To provide true value, a SOAR solution must go beyond simply gathering threat intelligence. A proactive security program requires threat intelligence to be properly correlated to discover attack patterns, potential vulnerabilities, and other ongoing risks to the organization. This correlation should be done automatically, and it should be immediately clear if an ongoing incident may share common factors with any previous incidents.
Although automated correlation is critical for analysts to make informed decisions during the incident response process, visual correlation is also an important factor when assessing threat intelligence capabilities. Many proactive security programs now include various forms of threat hunting; actively looking for attacks and patterns that may not have been detected through automated methods. To facilitate this process, threat intelligence and correlated events should be able to be displayed in an easy-to-understand visual manner to allow analysts to most effectively analyze the information.
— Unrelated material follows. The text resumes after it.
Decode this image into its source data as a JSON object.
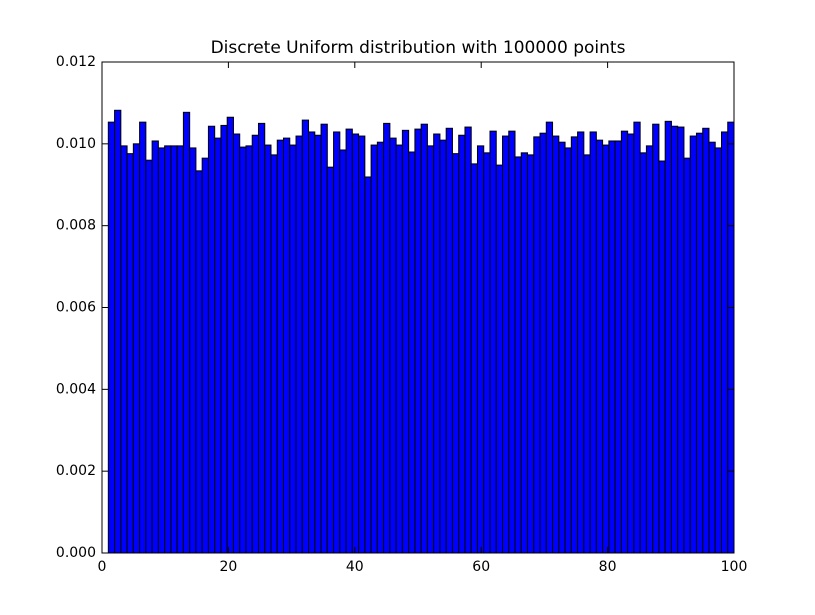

A SOAR solution should be considered a long-term investment. Objectively evaluating which vendor has the best solution is a process that should be tailored to each organization’s individual requirements. Once a SOAR solution is deployed and integrated into the security process, the rip-and replace cost will be high. For this reason, it is important to evaluate the vendor of the SOAR solution, along with the solution itself. The vendor chosen should be one that can continue to provide both a leading SOAR solution, that is flexible and supports open integrations with responsive customer service for the foreseeable future.